毛沢東の失敗を挽回したケ小平以後の中国の発展はアメリカ資本の力によるところも大きい。何度も崩壊危機が叫ばれながら安定性を維持しつつ大発展を遂げた現代中国の成功は、世界の「金」を拠り所とする人々の意識に大いに影響を与えた。即ち、自由で民主的な政治体制を採らなくとも、否、自由で民主的な政治体制を採らない方が、経済発展を遂げるのではないのか、自分たちがより金儲け出来るのではなかろうか、と。
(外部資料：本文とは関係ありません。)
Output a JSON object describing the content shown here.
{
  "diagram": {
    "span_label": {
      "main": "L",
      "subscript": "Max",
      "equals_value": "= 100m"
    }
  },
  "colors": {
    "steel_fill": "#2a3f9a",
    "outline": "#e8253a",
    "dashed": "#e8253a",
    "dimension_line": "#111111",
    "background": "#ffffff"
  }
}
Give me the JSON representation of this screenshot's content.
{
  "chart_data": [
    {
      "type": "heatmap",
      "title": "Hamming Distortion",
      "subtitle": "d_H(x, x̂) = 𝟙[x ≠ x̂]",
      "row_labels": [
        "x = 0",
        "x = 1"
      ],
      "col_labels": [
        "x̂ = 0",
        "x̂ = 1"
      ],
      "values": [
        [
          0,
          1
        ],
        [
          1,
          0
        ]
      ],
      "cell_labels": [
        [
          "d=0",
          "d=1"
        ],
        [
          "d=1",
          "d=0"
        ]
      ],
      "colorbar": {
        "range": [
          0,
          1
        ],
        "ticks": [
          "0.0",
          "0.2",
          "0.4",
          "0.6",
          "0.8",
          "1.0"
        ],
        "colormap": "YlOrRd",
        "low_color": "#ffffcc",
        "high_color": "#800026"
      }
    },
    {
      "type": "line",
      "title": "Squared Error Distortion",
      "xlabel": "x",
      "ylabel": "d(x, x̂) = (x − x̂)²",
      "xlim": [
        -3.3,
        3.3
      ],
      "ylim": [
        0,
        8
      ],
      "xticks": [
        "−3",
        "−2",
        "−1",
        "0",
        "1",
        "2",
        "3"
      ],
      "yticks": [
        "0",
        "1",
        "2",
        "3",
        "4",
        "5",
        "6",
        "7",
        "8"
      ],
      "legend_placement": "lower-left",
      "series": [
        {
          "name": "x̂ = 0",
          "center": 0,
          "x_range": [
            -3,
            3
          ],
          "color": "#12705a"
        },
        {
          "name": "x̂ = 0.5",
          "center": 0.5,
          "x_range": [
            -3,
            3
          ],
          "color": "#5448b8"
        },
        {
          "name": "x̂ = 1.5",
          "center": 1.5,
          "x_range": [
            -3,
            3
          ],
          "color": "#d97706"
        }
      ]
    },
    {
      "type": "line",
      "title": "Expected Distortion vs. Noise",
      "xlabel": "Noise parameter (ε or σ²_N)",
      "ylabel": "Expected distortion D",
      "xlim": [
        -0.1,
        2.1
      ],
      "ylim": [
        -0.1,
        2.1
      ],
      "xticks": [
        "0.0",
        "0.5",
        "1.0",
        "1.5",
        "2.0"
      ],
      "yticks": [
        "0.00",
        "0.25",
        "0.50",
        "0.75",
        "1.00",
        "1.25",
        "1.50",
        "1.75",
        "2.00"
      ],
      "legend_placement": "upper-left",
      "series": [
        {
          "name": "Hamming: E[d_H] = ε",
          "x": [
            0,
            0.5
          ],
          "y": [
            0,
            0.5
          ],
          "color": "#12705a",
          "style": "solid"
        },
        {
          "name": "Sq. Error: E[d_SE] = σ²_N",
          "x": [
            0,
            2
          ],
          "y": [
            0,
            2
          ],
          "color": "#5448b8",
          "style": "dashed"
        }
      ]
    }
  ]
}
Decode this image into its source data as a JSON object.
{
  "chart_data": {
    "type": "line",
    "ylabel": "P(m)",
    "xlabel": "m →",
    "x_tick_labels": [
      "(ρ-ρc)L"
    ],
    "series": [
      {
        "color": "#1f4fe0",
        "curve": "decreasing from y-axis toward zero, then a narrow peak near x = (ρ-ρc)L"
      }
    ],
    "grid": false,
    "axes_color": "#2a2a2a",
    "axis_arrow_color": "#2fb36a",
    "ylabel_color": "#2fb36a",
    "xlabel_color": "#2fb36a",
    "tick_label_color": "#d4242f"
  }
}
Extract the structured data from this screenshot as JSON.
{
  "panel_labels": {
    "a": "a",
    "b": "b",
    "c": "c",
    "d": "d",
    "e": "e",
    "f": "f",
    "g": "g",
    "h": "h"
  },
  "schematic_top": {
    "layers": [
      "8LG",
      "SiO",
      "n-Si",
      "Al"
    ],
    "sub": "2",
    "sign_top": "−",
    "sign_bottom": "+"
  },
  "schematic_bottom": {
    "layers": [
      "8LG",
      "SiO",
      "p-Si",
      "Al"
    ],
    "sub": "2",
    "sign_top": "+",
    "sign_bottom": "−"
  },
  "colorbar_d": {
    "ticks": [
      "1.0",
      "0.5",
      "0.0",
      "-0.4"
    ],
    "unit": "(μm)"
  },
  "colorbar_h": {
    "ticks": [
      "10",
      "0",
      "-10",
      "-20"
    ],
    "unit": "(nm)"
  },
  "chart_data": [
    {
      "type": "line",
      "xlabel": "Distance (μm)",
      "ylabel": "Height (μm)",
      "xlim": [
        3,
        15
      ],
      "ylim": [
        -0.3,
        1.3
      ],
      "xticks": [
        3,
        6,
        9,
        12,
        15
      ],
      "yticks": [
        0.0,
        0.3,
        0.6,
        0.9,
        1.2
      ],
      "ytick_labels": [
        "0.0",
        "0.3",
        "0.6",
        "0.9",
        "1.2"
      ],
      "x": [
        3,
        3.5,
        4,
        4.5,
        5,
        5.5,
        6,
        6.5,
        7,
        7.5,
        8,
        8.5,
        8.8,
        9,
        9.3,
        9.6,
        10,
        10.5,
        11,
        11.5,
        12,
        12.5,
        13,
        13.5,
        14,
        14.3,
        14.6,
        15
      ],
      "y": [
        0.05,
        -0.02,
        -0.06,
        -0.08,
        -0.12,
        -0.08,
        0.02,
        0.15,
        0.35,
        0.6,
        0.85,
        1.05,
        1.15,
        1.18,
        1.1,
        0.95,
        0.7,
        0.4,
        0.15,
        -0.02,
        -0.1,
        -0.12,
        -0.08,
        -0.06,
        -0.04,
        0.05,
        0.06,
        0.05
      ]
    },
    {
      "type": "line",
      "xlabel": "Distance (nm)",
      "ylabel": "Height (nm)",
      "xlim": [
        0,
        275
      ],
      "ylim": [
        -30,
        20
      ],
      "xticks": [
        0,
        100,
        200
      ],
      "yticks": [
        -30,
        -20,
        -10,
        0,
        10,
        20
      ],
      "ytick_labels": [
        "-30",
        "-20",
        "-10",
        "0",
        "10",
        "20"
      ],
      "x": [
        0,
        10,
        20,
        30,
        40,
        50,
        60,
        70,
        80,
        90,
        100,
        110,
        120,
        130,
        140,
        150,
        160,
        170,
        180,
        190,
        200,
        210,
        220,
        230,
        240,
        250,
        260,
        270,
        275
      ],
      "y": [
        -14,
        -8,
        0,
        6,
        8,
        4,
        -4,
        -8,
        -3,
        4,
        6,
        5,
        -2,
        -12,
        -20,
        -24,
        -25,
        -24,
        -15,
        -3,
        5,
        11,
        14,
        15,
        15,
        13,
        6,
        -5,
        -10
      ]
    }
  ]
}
そもそも近代国民国家の誕生とその後の自由化・民主化の流れは、民衆に一定の権力を付与させて当事者意識を持たせることで国富の増進を図る狙いがある。民衆を一人の国民として、消費者として成長・成熟させることが自分たちのビジネス展開に有益に作用すると云う理念の下に、自由主義・民主主義国家は発展したのだ。そして近代国民国家の下で民衆は国民として、或いは市民社会の担い手として肥育されてきた。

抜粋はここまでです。